I’ve been attempting to write to people again lately. As in, proper letters on paper and in envelopes and stuck through holes in walls and doors. It doesn’t work though. Ten years ago I wrote to people, and it was reasonably easy although one had to ignore the anachronistic self-consciousness. Now, it feels like writing a telegram, for all the relevance it has to modern life. And doing so on some sort of rare letterpress’d form at that — the mechanics have become harder, the whole thing far less familiar. Where even is there a post box around here? Do stamps still come in booklets? What’s it even cost to send a letter? Only people having weddings send things in the post these days.

I once wrote a little system for writing email-letters. It was a bit like Gmail’s system of having the reply-box at the bottom of the to-and-fro conversation, except it went to further extremes of actually deleting the quoted reply text from emails, and of actually tracking correspondents as entities in their own right and not just by email address. It also prohibited writing to more than one person at once.
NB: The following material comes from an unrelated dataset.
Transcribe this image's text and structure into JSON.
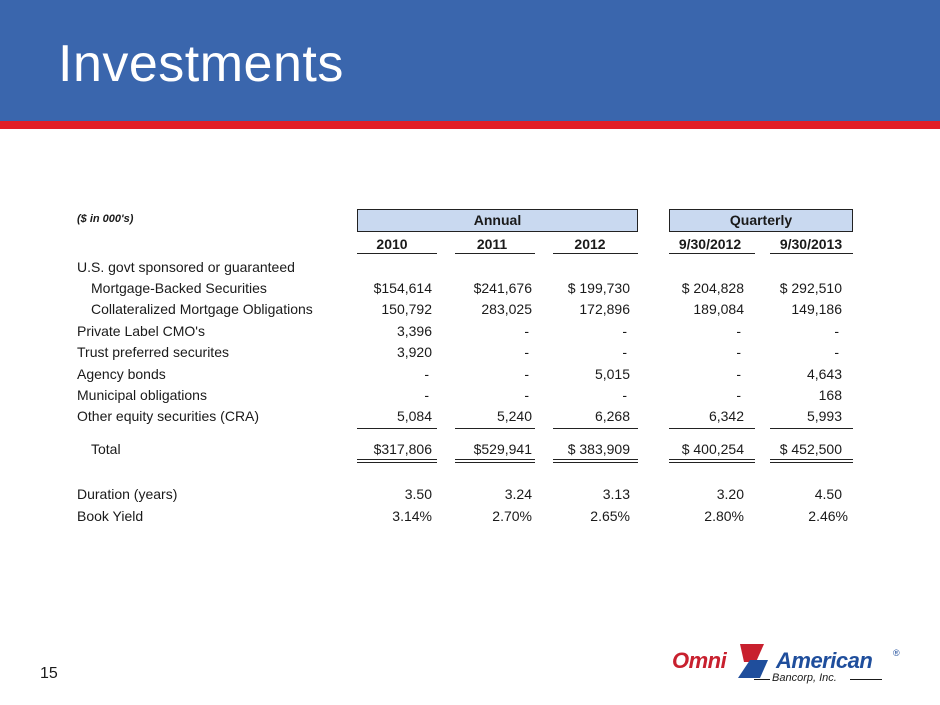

It feels like there’s a place for a letter-writing system that really is just email but also isn’t one’s normal email client (be that Fastmail, Gmail, Thunderbird, or whatever). Writing to a friend should be a different act to tapping off a note to a colleague or haggling with a civil servant. The user interface should reflect that. It should be simpler, calmer, and prioritise longer paragraphs and better grammar. (I’ve read similar sentiments relating to the design of the Discourse forum software; the developers of that want the software to shunt people towards better discussions, and I’m pretty sure Google don’t have anything like that idea with the Gmail interface. No one wants to write a letter on a blotter edged with full-colour advertisements for Fletcher’s Fantastic Fumigator, and Google want you to use the exact same interface for work and for social interaction. Doesn’t seem like a good idea to me.)

I’d still be using my email archiver, but it dates from an age before two-factor authentication, and improvements in the security of email providers broke it and I’ve not yet gotten around to fixing it. Perhaps it’s time to do so.